Department of Medicinal Chemistry, College of Pharmacy, University of Michigan, Ann Arbor, MI, USA.
Department of Internal Medicine, University of Michigan, Medical School, Ann Arbor, MI, USA.
Nat Chem Biol. 2023 Jun;19(6):703-711. doi: 10.1038/s41589-022-01248-4. Epub 2023 Feb 2.

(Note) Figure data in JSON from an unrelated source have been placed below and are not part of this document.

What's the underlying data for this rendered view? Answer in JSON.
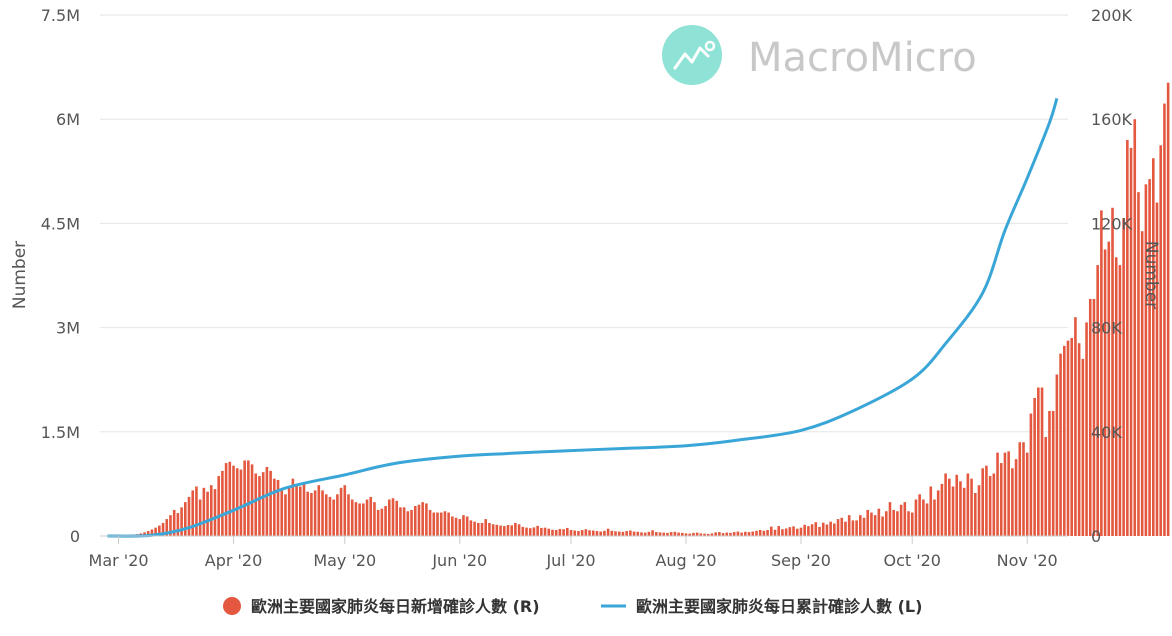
{
  "colors": {
    "bar": "#e3583f",
    "line": "#3aa6d8",
    "grid": "#e6e6e6",
    "watermark_circle": "#8fe3d6"
  },
  "watermark": {
    "text": "MacroMicro",
    "icon": "chart-line-icon"
  },
  "chart_data": {
    "type": "bar+line",
    "x": {
      "start": "2020-03-01",
      "end": "2020-11-09",
      "tick_labels": [
        "Mar '20",
        "Apr '20",
        "May '20",
        "Jun '20",
        "Jul '20",
        "Aug '20",
        "Sep '20",
        "Oct '20",
        "Nov '20"
      ],
      "tick_dates": [
        "2020-03-01",
        "2020-04-01",
        "2020-05-01",
        "2020-06-01",
        "2020-07-01",
        "2020-08-01",
        "2020-09-01",
        "2020-10-01",
        "2020-11-01"
      ]
    },
    "y_left": {
      "label": "Number",
      "range": [
        0,
        7500000
      ],
      "ticks": [
        0,
        1500000,
        3000000,
        4500000,
        6000000,
        7500000
      ],
      "tick_labels": [
        "0",
        "1.5M",
        "3M",
        "4.5M",
        "6M",
        "7.5M"
      ]
    },
    "y_right": {
      "label": "Number",
      "range": [
        0,
        200000
      ],
      "ticks": [
        0,
        40000,
        80000,
        120000,
        160000,
        200000
      ],
      "tick_labels": [
        "0",
        "40K",
        "80K",
        "120K",
        "160K",
        "200K"
      ]
    },
    "grid": true,
    "legend_position": "bottom-center",
    "series": [
      {
        "name": "歐洲主要國家肺炎每日新增確診人數 (R)",
        "type": "bar",
        "axis": "right",
        "start_date": "2020-03-02",
        "interval": "daily",
        "values": [
          50,
          150,
          300,
          500,
          700,
          1000,
          1400,
          1900,
          2500,
          3200,
          4000,
          5000,
          6500,
          8000,
          10000,
          8800,
          11000,
          13000,
          15000,
          17500,
          19000,
          14000,
          18500,
          17000,
          19500,
          18000,
          23000,
          25000,
          28000,
          28500,
          27000,
          26000,
          25500,
          29000,
          29000,
          27500,
          24000,
          23000,
          24500,
          26500,
          25000,
          22000,
          21500,
          18000,
          16000,
          18500,
          22000,
          20000,
          19000,
          20500,
          17000,
          16500,
          17500,
          19500,
          17500,
          16000,
          15000,
          14000,
          16000,
          18500,
          19500,
          16000,
          14000,
          13000,
          12500,
          12500,
          14000,
          15000,
          13000,
          10000,
          10500,
          11500,
          14000,
          14500,
          13500,
          11000,
          11000,
          9500,
          10000,
          11500,
          12000,
          13000,
          12500,
          10000,
          9000,
          9000,
          9000,
          9500,
          9000,
          7500,
          7000,
          6500,
          8000,
          7500,
          6000,
          5500,
          5000,
          5000,
          6500,
          5000,
          4500,
          4300,
          4000,
          3800,
          4200,
          4100,
          5000,
          4500,
          3500,
          3200,
          3000,
          3300,
          3900,
          3100,
          3200,
          2800,
          2400,
          2300,
          2700,
          2600,
          3100,
          2300,
          2100,
          1900,
          2300,
          2600,
          2200,
          2100,
          1900,
          1700,
          2000,
          2800,
          2000,
          1800,
          1700,
          1600,
          1900,
          2100,
          1700,
          1600,
          1400,
          1300,
          1600,
          2200,
          1500,
          1400,
          1300,
          1200,
          1500,
          1600,
          1300,
          1200,
          1000,
          900,
          1200,
          1300,
          1000,
          900,
          800,
          1000,
          1400,
          1500,
          1100,
          1300,
          1200,
          1500,
          1700,
          1300,
          1600,
          1500,
          1700,
          2000,
          2300,
          2000,
          2300,
          3600,
          2400,
          3800,
          2600,
          2900,
          3400,
          3700,
          2800,
          3200,
          4300,
          3800,
          4500,
          5300,
          3500,
          5100,
          4400,
          5500,
          4800,
          6500,
          7000,
          5500,
          8000,
          6000,
          6000,
          8000,
          7000,
          10000,
          9000,
          8000,
          10500,
          7500,
          9500,
          13000,
          10000,
          9500,
          12000,
          13000,
          9500,
          9000,
          14000,
          16000,
          14000,
          12500,
          19000,
          14000,
          17500,
          20000,
          24000,
          22000,
          19000,
          23500,
          21000,
          18500,
          24000,
          22000,
          16500,
          19500,
          26000,
          27000,
          23000,
          24000,
          32000,
          28000,
          32000,
          32500,
          26000,
          29500,
          36000,
          36000,
          32000,
          47000,
          53000,
          57000,
          57000,
          38000,
          48000,
          48000,
          62000,
          70000,
          73000,
          75000,
          76000,
          84000,
          74000,
          68000,
          82000,
          91000,
          91000,
          104000,
          125000,
          110000,
          113000,
          126000,
          107000,
          104000,
          122000,
          152000,
          149000,
          160000,
          132000,
          117000,
          135000,
          137000,
          145000,
          128000,
          150000,
          166000,
          174000
        ]
      },
      {
        "name": "歐洲主要國家肺炎每日累計確診人數 (L)",
        "type": "line",
        "axis": "left",
        "points": [
          [
            "2020-02-27",
            0
          ],
          [
            "2020-03-10",
            10000
          ],
          [
            "2020-03-20",
            120000
          ],
          [
            "2020-04-01",
            370000
          ],
          [
            "2020-04-15",
            690000
          ],
          [
            "2020-05-01",
            880000
          ],
          [
            "2020-05-15",
            1050000
          ],
          [
            "2020-06-01",
            1150000
          ],
          [
            "2020-06-15",
            1190000
          ],
          [
            "2020-07-01",
            1230000
          ],
          [
            "2020-07-15",
            1260000
          ],
          [
            "2020-08-01",
            1300000
          ],
          [
            "2020-08-15",
            1380000
          ],
          [
            "2020-09-01",
            1520000
          ],
          [
            "2020-09-15",
            1800000
          ],
          [
            "2020-10-01",
            2260000
          ],
          [
            "2020-10-10",
            2770000
          ],
          [
            "2020-10-20",
            3500000
          ],
          [
            "2020-10-26",
            4400000
          ],
          [
            "2020-11-01",
            5150000
          ],
          [
            "2020-11-07",
            5950000
          ],
          [
            "2020-11-09",
            6300000
          ]
        ]
      }
    ]
  }
}
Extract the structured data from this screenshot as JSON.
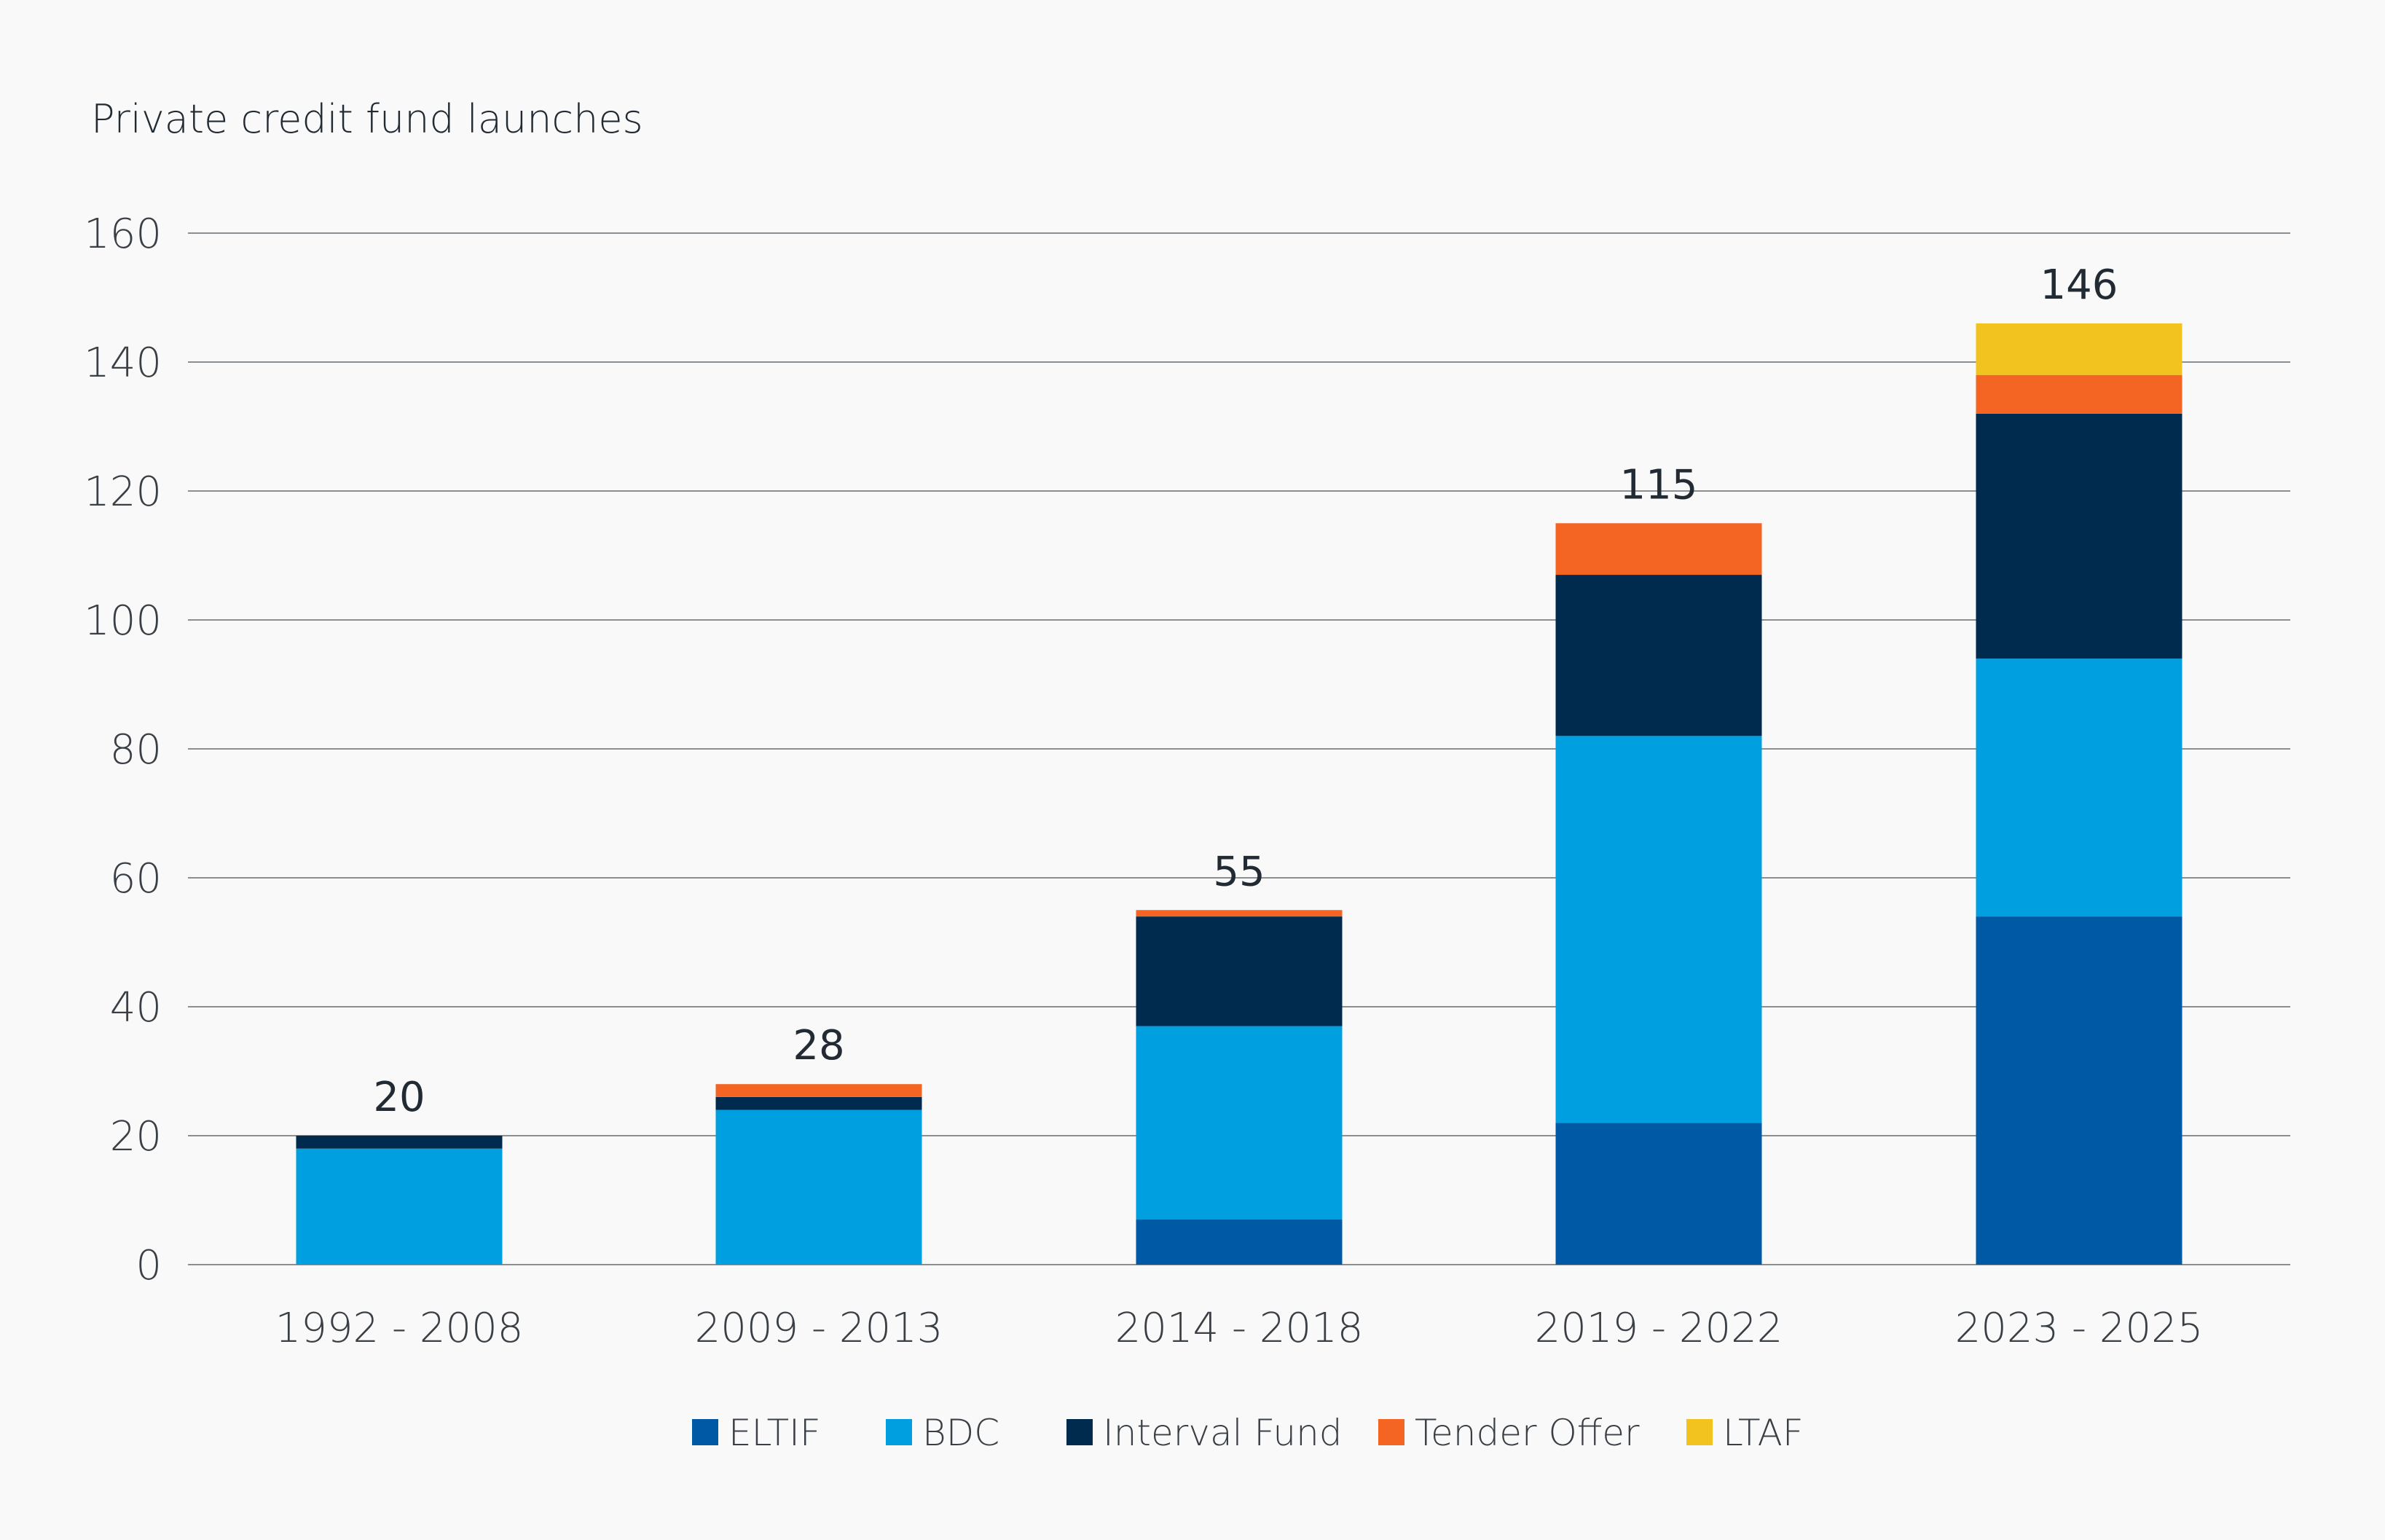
{
  "chart_data": {
    "type": "bar",
    "stacked": true,
    "title": "Private credit fund launches",
    "xlabel": "",
    "ylabel": "",
    "ylim": [
      0,
      160
    ],
    "yticks": [
      0,
      20,
      40,
      60,
      80,
      100,
      120,
      140,
      160
    ],
    "grid": true,
    "legend_position": "bottom",
    "categories": [
      "1992 - 2008",
      "2009 - 2013",
      "2014 - 2018",
      "2019 - 2022",
      "2023 - 2025"
    ],
    "totals": [
      20,
      28,
      55,
      115,
      146
    ],
    "series": [
      {
        "name": "ELTIF",
        "color": "#0059a4",
        "values": [
          0,
          0,
          7,
          22,
          54
        ]
      },
      {
        "name": "BDC",
        "color": "#00a0e0",
        "values": [
          18,
          24,
          30,
          60,
          40
        ]
      },
      {
        "name": "Interval Fund",
        "color": "#002a4e",
        "values": [
          2,
          2,
          17,
          25,
          38
        ]
      },
      {
        "name": "Tender Offer",
        "color": "#f46524",
        "values": [
          0,
          2,
          1,
          8,
          6
        ]
      },
      {
        "name": "LTAF",
        "color": "#f2c31f",
        "values": [
          0,
          0,
          0,
          0,
          8
        ]
      }
    ]
  }
}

Signal transducer and activator of transcription 5 (STAT5) is an attractive therapeutic target, but successful targeting of STAT5 has proved to be difficult. Here we report the development of AK-2292 as a first, potent and selective small-molecule degrader of both STAT5A and STAT5B isoforms. AK-2292 induces degradation of STAT5A/B proteins with an outstanding selectivity over all other STAT proteins and more than 6,000 non-STAT proteins, leading to selective inhibition of STAT5 activity in cells. AK-2292 effectively induces STAT5 depletion in normal mouse tissues and human chronic myeloid leukemia (CML) xenograft tissues and achieves tumor regression in two CML xenograft mouse models at well-tolerated dose schedules. AK-2292 is not only a powerful research tool with which to investigate the biology of STAT5 and the therapeutic potential of selective STAT5 protein depletion and inhibition but also a promising lead compound toward ultimate development of a STAT5-targeted therapy.
信号转导子和转录激活子 5(STAT5)是一个有吸引力的治疗靶点,但成功靶向 STAT5 被证明是困难的。在这里,我们报告了 AK-2292 的开发,它是一种首个强效和选择性的小分子降解剂,可降解 STAT5A 和 STAT5B 同工型。AK-2292 诱导 STAT5A/B 蛋白降解,对所有其他 STAT 蛋白和超过 6000 种非 STAT 蛋白具有出色的选择性,从而选择性抑制细胞中的 STAT5 活性。AK-2292 可有效诱导正常小鼠组织和人慢性髓性白血病(CML)异种移植组织中 STAT5 的耗竭,并在两种 CML 异种移植小鼠模型中以可耐受的剂量方案实现肿瘤消退。AK-2292 不仅是一种强大的研究工具,可用于研究 STAT5 的生物学以及选择性 STAT5 蛋白耗竭和抑制的治疗潜力,而且还是一种有前途的先导化合物,可最终开发出针对 STAT5 的治疗方法。